I have this code to load XML from a HTML webpage:
import scala.xml._
import scala.xml.factory.XMLLoader
import scala.xml.parsing.NoBindingFactoryAdapter
import org.ccil.cowan.tagsoup.jaxp.SAXFactoryImpl
object XmlUtils {
def load(s: String) = {
val adapter = new NoBindingFactoryAdapter
val factory = (new SAXFactoryImpl())
val loader = XML.withSAXParser(factory.newSAXParser())
scala.xml.Utility.trim(loader.loadString(s))
}: Node
}
The code loads the XML well except for the &Xaccute; symbols which are represented as '?' in the terminal output.

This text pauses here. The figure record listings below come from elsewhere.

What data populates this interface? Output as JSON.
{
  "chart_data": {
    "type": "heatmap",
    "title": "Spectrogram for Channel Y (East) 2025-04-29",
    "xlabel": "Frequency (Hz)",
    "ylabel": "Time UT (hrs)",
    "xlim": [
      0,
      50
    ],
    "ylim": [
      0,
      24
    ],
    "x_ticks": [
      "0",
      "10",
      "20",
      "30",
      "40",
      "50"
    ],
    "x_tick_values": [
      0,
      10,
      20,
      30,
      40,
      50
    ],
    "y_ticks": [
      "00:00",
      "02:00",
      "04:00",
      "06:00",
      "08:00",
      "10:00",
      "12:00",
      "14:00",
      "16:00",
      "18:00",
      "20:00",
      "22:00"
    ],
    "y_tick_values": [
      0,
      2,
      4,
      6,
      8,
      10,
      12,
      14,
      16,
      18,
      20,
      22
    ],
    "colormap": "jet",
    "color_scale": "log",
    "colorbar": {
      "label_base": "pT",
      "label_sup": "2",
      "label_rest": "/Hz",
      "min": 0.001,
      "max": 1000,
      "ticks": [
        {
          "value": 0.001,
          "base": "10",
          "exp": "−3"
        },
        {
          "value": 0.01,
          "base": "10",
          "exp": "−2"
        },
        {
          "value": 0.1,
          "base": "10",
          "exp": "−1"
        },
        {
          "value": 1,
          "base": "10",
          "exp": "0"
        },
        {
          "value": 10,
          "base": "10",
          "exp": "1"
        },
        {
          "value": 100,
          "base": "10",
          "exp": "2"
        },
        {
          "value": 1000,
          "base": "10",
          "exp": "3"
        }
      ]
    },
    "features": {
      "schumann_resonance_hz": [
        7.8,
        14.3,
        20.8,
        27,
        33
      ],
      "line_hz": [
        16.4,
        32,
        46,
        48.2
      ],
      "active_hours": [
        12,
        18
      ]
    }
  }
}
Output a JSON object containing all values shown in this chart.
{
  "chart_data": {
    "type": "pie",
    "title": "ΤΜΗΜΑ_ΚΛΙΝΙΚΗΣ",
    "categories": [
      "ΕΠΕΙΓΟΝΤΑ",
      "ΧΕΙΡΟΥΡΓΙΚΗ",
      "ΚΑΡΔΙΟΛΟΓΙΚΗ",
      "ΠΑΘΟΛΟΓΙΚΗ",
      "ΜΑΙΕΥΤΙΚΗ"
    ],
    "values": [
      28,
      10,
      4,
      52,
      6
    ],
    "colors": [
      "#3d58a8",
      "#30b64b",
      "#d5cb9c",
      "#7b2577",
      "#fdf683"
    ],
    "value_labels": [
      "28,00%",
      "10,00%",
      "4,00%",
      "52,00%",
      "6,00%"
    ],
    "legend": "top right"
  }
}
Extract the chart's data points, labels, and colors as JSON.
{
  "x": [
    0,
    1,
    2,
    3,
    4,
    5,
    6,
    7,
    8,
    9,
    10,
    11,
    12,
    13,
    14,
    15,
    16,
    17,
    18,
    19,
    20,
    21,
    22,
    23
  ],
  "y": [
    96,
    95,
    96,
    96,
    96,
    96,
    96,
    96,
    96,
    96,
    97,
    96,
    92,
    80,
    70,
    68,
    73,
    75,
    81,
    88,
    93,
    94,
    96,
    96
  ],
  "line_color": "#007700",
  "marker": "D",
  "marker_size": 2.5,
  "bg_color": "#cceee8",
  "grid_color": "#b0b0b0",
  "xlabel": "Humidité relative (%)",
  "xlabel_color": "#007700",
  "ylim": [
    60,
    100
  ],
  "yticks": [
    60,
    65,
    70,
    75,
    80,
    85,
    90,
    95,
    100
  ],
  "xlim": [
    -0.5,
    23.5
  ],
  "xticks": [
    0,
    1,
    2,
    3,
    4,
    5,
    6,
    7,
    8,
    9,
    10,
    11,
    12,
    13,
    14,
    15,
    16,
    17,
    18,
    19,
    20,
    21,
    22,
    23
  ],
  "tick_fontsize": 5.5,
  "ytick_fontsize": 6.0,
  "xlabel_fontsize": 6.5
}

I'm new in the Java environment and Scala, so I'm pretty lost.
How can I fix that?
----- more info
I'm using Dispatch to fetch the HTML via HTTP
url(_url) <:< mapHeaders(headers)
The enviroment which I'm running the program is Akka, and I use the simple println
to output the data
This is a simple example out of the Akka framework:
val s = "<!DOCTYPE html PUBLIC \"-//W3C//DTD HTML 4.0 Transitional//EN\"><HTML><HEAD></HEAD><BODY>á</BODY></HTML>"
val xml = XmlUtils.load(s)
println(xml.text)
Output:
?
I tweaked your code a little, but it's essentially the same:
package scratch
import scala.xml._
import scala.xml.factory.XMLLoader
import scala.xml.parsing.NoBindingFactoryAdapter
import org.ccil.cowan.tagsoup.jaxp.SAXFactoryImpl
object XmlUtils {
def load(s: String) = {
val adapter = new NoBindingFactoryAdapter
val factory = (new SAXFactoryImpl())
val loader = XML.withSAXParser(factory.newSAXParser())
val node = scala.xml.Utility.trim(loader.loadString(s))
node
}: Node
def main(args: Array[String]) {
val s = "<!DOCTYPE html PUBLIC \"-//W3C//DTD HTML 4.0 Transitional//EN\"><HTML><HEAD></HEAD><BODY>á</BODY></HTML>"
val xml = XmlUtils.load(s)
println(xml.text)
}
}
... and changed the "Resource->Text File Encoding" project setting in Eclipse to "UTF-8" and it now produces output like this in a console on OS/X 10.9.1:
$ scala -classpath .:../lib/tagsoup-1.2.1.jar scratch.XmlUtils
á
I suspect the project setting corresponds to passing the -encoding option to scalac.